Lucy’Lo: “I totally agree with that.”
Chase: “How about this? I had a cassette tape stolen from me when I was a teenager but I bought the cassette tape. It was OGC ‘The Storm’ and I lost it. So I found it online and downloaded it for free. Would you consider that stealing?”
Lucy’Lo: “With technology comes certain new issues and ‘Is it stealing?’ You got something for free should be sold, that is in some senses theft.”
Chase: “But I paid for it in an earlier format.”
Lucy’Lo: “But you bought that format. Like if you bought the tape and you took a CD from the store, you still stole the CD even though you bought the tape.
Do I think it’s wrong?
I think online we go a little further these days by doing things for free. I think people are kind of f*cking up by trying to sell everything. We have stuff on iTunes so people can buy it but if you wanted to buy it on iTunes for 99 cents, I’d give that sh*t to you for free if you wanted it because I’d rather get it in people’s hands.
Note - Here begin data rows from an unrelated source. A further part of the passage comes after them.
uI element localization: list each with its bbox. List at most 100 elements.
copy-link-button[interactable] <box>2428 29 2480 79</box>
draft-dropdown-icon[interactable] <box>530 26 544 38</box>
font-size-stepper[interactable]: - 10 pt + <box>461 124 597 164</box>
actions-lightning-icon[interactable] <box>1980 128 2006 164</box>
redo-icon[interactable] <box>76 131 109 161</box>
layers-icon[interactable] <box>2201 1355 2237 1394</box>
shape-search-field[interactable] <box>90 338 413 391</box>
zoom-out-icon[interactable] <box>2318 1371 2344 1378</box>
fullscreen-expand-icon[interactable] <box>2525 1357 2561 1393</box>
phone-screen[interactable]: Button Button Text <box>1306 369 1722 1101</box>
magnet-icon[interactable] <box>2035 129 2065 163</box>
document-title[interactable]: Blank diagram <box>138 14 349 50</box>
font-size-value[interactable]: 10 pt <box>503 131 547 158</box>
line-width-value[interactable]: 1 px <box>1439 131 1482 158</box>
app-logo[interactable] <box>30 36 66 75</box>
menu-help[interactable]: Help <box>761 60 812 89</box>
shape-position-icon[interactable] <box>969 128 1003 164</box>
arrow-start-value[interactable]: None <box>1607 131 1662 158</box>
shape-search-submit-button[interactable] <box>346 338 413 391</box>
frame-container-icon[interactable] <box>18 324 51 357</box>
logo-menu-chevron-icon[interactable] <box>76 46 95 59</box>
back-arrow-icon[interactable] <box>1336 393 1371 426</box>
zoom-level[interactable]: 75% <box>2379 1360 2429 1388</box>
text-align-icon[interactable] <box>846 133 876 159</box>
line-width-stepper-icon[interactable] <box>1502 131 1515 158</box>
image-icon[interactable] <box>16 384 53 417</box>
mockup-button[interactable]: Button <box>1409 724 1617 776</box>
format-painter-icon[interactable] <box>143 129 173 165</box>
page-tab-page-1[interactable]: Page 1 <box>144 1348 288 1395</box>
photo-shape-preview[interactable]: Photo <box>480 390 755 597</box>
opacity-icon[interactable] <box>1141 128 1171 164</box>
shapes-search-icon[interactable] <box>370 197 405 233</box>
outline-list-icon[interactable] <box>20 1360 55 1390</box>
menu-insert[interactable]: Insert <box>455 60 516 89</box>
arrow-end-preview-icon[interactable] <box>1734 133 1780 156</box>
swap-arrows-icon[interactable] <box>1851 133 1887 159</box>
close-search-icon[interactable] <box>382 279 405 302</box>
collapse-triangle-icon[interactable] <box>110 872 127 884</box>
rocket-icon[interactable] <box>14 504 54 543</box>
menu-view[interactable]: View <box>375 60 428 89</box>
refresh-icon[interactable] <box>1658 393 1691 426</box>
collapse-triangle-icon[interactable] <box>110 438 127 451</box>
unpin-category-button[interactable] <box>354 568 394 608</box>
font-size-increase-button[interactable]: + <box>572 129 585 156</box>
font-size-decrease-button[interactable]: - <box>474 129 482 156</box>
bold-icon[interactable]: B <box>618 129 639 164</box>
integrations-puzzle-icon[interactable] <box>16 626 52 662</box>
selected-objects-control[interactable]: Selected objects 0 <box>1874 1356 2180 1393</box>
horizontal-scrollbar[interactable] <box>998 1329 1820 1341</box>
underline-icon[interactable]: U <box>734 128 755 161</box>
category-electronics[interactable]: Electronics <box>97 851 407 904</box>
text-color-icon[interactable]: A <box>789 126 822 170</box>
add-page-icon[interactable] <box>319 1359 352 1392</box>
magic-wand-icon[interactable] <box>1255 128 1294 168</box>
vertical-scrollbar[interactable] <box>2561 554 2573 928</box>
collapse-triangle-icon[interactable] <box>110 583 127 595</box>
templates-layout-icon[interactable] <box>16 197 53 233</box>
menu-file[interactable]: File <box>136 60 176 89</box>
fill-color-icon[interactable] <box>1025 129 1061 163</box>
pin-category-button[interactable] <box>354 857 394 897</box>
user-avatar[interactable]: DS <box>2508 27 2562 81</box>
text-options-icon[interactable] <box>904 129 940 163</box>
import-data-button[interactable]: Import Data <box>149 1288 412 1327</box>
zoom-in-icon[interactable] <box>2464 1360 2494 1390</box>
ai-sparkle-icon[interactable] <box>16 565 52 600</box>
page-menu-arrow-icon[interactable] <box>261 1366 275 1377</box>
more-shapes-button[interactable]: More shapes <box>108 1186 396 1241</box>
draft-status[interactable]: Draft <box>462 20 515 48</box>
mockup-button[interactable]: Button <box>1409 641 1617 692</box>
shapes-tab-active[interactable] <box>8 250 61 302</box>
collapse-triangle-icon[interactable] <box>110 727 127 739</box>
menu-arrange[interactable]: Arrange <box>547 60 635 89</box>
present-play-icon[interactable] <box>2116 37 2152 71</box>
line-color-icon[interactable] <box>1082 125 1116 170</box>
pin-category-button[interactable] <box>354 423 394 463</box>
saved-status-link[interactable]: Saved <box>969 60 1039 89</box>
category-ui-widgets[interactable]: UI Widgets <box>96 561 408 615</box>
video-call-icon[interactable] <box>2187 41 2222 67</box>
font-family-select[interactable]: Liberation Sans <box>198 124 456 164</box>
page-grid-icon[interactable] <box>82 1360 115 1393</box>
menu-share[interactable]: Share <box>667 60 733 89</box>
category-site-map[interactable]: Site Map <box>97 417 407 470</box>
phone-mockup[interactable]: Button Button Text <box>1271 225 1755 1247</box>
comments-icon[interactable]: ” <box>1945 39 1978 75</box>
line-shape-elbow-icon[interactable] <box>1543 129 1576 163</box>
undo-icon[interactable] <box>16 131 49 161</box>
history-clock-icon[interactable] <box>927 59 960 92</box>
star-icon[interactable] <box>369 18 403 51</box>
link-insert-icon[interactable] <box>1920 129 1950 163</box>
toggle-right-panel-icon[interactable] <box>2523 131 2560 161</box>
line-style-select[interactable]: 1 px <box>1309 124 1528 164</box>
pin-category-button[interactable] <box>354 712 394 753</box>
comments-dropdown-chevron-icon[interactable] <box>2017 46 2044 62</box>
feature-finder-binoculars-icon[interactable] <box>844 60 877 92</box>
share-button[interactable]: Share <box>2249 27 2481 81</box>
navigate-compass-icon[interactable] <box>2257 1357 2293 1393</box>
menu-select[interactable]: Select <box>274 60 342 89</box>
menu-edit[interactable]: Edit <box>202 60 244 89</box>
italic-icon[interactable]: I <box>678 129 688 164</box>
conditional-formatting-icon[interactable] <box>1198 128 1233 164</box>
It’s not that I think all music should be for free. I think in this time or in this weird period of limbo with music whether your either buying it hard on a CD or you’re buying this invisible f*cking thing that’s an MP3. I mean, what is it? It’s zeroes and ones.
It’s like buying a condo here in Toronto and you’re buying a box in the sky and you don’t actually own any land. You know what I mean, if this thing disintegrates, what do you really own? You don’t own the land that you’re based on. You own this invisible thing in the sky. That’s kind of what I feel an MP3 is. You don’t actually have anything physical. So I don’t know if I’m really comfortable with the sale of it yet.
I buy a lot of MP3s. I DJ house music and I DJ off of Serato on my computer. I use vinyl to control it but it’s still using MP3s. And so I do contribute to that economy. At the same time I feel weird about it because I don’t actually own anything. If my harddrive wipes away, I don’t have anything that I’ve bought. You own zeroes and ones that’s it.”
Chase: “Yeah, there’s something to be said about actually having something in your hands and being able to look at the liner notes and read production credits.”
Lucy’Lo: “That’s why I’m a vinyl junkie. I still buy a lot of CDs because the art work. You can flip it over. you’re looking at the 12 inch by 12 inch square. You’ve got this beautiful artwork. You can pull it out, you get the liner notes, you get the write up on the back. You have something physical. This is yours. You bought it. It’s in your hands. You can see it, you can feel it, you can smell it. With MP3s, you just kind of have a file. All you can do is listen to it. You can’t do anything else with it. And so I don’t know if it’s right to charge for it at this time.”
Chase: “Plus I find it’s not as valued. Quite frankly, there’s people online that download stuff and never listen to it. It’s like, ‘Oh, there’s something, I’ll download that.’ They might not actually like it but it’s so easy to get.”
Lucy’Lo: “Yeah, how many times have you gone to a blog and you download something that sounds like you might like, even by an artist you love, and you just never actually listen to it?”
Chase: “I’ve done that just in my own digging because I like the cover. I’ve bought things before because of the cover and I find I download stuff because of the cover sometimes too, which is really weird.”
Lucy’Lo: “You download stuff because of the cover art?”
Lucy’Lo: “I saw this video that was so compelling and that served as the cover art for me. I stream this video every day but I don’t know if I actually like him or I just find the art compelling.”